For anything that has to run in production and make money, we bias hard toward proven, boring technology. PostgreSQL over the database of the month. A mature framework over the one that trended last week. Boring technology has known failure modes, deep documentation, a large hiring pool and answers already written for the problem you are about to hit.

We save the novelty budget for the one or two places where it genuinely differentiates the product — and keep everything else deliberately unremarkable.

Match the tool to the team

The best stack for a client with a Python data team is not the best stack for a client whose two engineers live in TypeScript. Technology choices that ignore the people maintaining them are how you end up with a beautifully architected system that nobody on staff can safely change.

We ask: who owns this after we hand it over? — and let the honest answer shape the decision.

Our default answer

When there are no strong reasons to deviate, we reach for a small, sharp set of defaults we know cold: a modern full-stack JavaScript/TypeScript framework with server-side rendering, PostgreSQL for data, a typed query layer, and a managed platform for hosting. It is fast to build, cheap to run, easy to hire for and boring in all the right ways.

That is not dogma — it is a starting point we will happily abandon the moment the project has a real reason to. But defaulting to the well-understood, and spending your complexity budget only where it buys you something, is how you ship software that is still a pleasure to work on long after launch.

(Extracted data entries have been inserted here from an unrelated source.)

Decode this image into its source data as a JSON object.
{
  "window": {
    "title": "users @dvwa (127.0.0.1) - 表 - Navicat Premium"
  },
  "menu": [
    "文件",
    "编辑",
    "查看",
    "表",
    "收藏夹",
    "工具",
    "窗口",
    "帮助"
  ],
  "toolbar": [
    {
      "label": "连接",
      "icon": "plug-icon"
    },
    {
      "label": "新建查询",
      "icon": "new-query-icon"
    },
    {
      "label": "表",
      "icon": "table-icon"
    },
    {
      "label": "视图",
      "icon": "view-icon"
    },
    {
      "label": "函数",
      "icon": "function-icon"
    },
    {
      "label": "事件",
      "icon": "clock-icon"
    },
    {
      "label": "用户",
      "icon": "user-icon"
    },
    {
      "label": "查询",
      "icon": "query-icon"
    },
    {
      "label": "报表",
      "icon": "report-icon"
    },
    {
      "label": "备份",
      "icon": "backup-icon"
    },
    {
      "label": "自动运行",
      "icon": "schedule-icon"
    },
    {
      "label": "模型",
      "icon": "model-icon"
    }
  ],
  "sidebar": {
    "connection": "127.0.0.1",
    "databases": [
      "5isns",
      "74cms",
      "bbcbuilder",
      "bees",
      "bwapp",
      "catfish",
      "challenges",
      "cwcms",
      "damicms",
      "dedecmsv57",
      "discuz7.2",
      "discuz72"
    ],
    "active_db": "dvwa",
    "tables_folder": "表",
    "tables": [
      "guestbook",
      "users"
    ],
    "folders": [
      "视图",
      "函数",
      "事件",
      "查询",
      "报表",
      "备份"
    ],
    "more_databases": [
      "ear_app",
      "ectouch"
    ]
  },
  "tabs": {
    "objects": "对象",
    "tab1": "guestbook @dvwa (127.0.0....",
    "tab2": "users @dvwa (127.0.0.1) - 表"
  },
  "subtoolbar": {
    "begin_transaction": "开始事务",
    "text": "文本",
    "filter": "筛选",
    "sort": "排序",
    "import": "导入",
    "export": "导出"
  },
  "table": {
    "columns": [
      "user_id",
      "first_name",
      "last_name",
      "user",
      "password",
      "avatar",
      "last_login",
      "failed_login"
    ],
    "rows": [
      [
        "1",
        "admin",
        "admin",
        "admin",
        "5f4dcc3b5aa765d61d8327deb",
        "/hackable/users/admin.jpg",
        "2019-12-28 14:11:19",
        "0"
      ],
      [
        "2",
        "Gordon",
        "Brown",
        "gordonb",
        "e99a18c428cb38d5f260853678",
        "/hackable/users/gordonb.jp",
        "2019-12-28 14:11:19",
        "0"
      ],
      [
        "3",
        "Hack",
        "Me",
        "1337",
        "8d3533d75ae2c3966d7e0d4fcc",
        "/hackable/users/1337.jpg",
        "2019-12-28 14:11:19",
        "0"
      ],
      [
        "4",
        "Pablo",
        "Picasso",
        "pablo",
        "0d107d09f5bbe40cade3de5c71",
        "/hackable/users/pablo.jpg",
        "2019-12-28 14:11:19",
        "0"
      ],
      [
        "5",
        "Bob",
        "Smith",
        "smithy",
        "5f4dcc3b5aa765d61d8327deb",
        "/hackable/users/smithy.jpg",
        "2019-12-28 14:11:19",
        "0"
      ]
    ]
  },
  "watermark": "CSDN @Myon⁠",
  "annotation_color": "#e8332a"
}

#Engineering#Architecture#Tech Stack

Frequently asked questions

Do you always use the same stack?

No — we have a set of well-understood defaults we reach for when nothing argues against them, but every project starts with the team, timeline and scale. The defaults are a starting point, not dogma.

Should a startup use the newest framework to move fast?

Usually not. Newness buys a little velocity on day one and charges interest for years. For anything that has to run in production, proven technology with a large community and hiring pool almost always wins over the total lifecycle.

How do you decide between building custom and using off-the-shelf?

We build custom only where it differentiates the product. For everything commoditised — auth, payments, email, hosting — we integrate proven services and spend the engineering budget on what makes the product uniquely valuable.